«L’Egypte doit utiliser davantage son gaz naturel pour réduire la pollution très élevée du Caire, même si cette solution n’éradiquera pas ce problème, dont les causes sont innombrables», a déclaré Nicholas Hopkins, spécialiste de l’environnement à l’Université américaine du Caire.
Des initiatives prises par le gouvernement égyptien «vont dans le bon sens», a jugé ce professeur qui a participé à la «première conférence et foire sur la gestion et les technologies de l’environnement» qui vient de se tenir au Caire.
Les réserves gazières sont très importantes en Egypte. La production s’est élevée en 1996 à 18 millions de tonnes.
Le dioxide de soufre ne dépasse pas le 1,5% dans le gaz naturel contre 4% pour les produits pétroliers, ce qui réduit la quantité de gaz toxiques dans l’air, a expliqué Essam Charaf, de l’université de Zagazig (nord). Il a précisé que «l’oxyde de carbone était bien inférieur dans le gaz par rapport au pétrole».
Les automobiles aussi
Pour la première fois, en 1996, la compagnie automobile Nasr a produit des véhicules (Regata) circulant au gaz naturel. L’été dernier, la régie des transports publics du Caire a converti au gaz une centaine d’autobus et, depuis la fin de l’année, trois stations-service de la capitale égyptienne vendent du gaz naturel et de l’essence sans plomb.
L’Agence américaine d’aide au développement (USAID) a en outre réussi à remplacer le gazole par du gaz comme source d’énergie dans huit boulangeries publiques sur les 140 que compte Le Caire.
«Cela a permis d’économiser en un an 28% d’énergie, d’accroître de 25% la productivité et d’éviter le dégagement de 1.900 tonnes de fumées polluantes», selon un bulletin de l’Agence américaine.

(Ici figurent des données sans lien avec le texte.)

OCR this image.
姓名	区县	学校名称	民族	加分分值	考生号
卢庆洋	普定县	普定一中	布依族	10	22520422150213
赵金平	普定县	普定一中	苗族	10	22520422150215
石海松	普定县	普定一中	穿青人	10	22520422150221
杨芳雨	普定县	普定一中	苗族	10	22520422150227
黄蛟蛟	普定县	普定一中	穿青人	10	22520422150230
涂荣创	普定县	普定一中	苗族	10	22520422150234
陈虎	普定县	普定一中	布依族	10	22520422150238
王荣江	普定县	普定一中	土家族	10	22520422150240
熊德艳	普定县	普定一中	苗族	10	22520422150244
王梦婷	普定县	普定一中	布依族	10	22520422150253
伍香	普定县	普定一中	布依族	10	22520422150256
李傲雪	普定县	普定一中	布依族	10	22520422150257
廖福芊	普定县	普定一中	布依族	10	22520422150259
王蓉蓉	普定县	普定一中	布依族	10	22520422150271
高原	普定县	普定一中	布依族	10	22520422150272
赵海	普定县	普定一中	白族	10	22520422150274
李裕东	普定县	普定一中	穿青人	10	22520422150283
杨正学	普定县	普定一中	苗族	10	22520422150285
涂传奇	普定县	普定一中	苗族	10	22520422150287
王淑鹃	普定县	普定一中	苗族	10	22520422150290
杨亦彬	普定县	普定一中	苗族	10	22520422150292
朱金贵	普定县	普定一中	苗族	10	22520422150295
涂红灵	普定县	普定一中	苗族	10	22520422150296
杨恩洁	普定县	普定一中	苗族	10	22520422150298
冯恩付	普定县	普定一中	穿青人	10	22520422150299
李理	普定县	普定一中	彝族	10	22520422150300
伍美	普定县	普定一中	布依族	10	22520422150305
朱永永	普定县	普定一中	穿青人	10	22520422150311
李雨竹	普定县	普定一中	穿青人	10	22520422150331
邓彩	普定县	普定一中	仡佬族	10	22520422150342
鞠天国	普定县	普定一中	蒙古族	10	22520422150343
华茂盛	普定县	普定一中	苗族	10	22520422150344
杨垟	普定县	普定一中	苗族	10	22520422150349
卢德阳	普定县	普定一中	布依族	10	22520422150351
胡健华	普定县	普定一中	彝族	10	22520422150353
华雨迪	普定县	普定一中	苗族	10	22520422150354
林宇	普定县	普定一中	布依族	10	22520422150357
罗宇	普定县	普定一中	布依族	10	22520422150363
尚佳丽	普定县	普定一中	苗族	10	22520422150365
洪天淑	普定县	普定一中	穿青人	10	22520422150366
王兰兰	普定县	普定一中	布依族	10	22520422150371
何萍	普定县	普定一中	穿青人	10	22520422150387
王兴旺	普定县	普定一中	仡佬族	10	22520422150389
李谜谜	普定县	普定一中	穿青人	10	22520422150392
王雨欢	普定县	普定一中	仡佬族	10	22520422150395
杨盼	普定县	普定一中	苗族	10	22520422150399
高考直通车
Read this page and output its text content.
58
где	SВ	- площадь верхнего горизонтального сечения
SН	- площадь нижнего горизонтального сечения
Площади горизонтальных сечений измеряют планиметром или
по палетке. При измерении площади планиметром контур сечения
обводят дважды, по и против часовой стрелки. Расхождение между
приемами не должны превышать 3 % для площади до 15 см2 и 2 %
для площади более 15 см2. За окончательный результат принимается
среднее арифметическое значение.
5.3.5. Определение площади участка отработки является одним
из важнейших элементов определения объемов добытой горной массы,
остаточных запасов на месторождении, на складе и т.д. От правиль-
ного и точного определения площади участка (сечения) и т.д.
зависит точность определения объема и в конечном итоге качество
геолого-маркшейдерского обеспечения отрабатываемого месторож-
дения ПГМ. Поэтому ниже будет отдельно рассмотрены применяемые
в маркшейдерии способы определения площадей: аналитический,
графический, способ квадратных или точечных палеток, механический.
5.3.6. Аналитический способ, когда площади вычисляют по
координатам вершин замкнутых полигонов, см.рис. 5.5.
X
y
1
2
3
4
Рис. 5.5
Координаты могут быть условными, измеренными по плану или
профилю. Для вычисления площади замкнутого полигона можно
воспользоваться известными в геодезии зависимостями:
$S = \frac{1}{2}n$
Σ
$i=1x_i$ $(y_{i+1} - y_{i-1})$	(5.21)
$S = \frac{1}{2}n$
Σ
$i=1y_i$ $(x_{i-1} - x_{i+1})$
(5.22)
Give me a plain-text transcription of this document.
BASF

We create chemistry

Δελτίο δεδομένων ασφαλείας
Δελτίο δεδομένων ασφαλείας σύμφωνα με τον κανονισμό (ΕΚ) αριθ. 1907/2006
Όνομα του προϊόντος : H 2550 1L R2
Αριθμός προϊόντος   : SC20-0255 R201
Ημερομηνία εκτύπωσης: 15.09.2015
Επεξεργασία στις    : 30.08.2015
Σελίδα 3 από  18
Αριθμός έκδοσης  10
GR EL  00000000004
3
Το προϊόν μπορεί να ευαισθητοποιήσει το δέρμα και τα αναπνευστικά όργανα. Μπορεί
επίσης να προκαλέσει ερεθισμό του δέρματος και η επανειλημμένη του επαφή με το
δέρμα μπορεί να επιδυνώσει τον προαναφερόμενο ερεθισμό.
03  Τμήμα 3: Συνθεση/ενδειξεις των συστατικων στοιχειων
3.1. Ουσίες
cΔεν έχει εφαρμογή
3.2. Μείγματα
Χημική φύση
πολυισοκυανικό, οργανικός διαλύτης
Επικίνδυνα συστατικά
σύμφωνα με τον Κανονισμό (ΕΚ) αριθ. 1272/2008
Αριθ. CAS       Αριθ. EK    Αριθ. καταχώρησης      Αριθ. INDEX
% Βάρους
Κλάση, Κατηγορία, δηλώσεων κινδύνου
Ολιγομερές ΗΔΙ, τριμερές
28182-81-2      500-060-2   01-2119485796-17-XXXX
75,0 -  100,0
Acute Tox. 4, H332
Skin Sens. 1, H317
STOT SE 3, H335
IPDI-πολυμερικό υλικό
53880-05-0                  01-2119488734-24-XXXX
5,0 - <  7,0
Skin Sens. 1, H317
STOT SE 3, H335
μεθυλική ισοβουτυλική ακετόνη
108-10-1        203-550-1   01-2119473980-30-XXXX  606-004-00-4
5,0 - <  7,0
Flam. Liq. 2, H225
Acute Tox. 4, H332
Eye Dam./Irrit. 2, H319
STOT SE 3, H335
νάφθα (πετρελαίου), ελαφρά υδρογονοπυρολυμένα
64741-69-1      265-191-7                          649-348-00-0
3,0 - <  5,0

La société égyptienne de fabrication de l’aluminium, dans la zone industrielle hyperpolluée de Helouane (banlieue sud du Caire), a troqué le pétrole pour du gaz grâce à une aide financière de 540.000 dollars de l’USAID.
Cependant le taux de pollution du Caire reste parmi «les plus mauvais du monde», souligne l’USAID.
Une étude du centre gouvernemental des recherches sociales, rendue publique à la conférence, montre que le taux de pollution atmosphérique dans deux quartiers du Caire est cinq fois plus important que les normes admises internationalement.
La quantité de plomb dans les quartiers surpeuplés de Dar El-Salaam et de Sayeda Zeinab a ainsi atteint respectivement en un mois 0,34 et à 0.18 microgramme/m3 par mois alors que le critère international est de 0,4 pour une année, précise l’étude.
La quantité de poussière, qui ne doit pas dépasser les 75 microgrammes/m3 par an, atteint en un mois à Dar El-Salam 926 et à Sayeda Zeinab 528,4 mg/m3 par mois.
Une étude de l’université d’Aïn-Chams, au Caire, a montré que la proportion de plomb dans le sang des enfants de Helouane était quatre fois supérieure à celle des enfants du Delta (nord) et du Caire.
«Les 500.000 véhicules qui y circulent sont une des principales sources de pollution», souligne M. Charaf qui mentionne également les fumées des usines et des ateliers et les milliers de tonnes de déchets brûlées quotidiennement dans la capitale.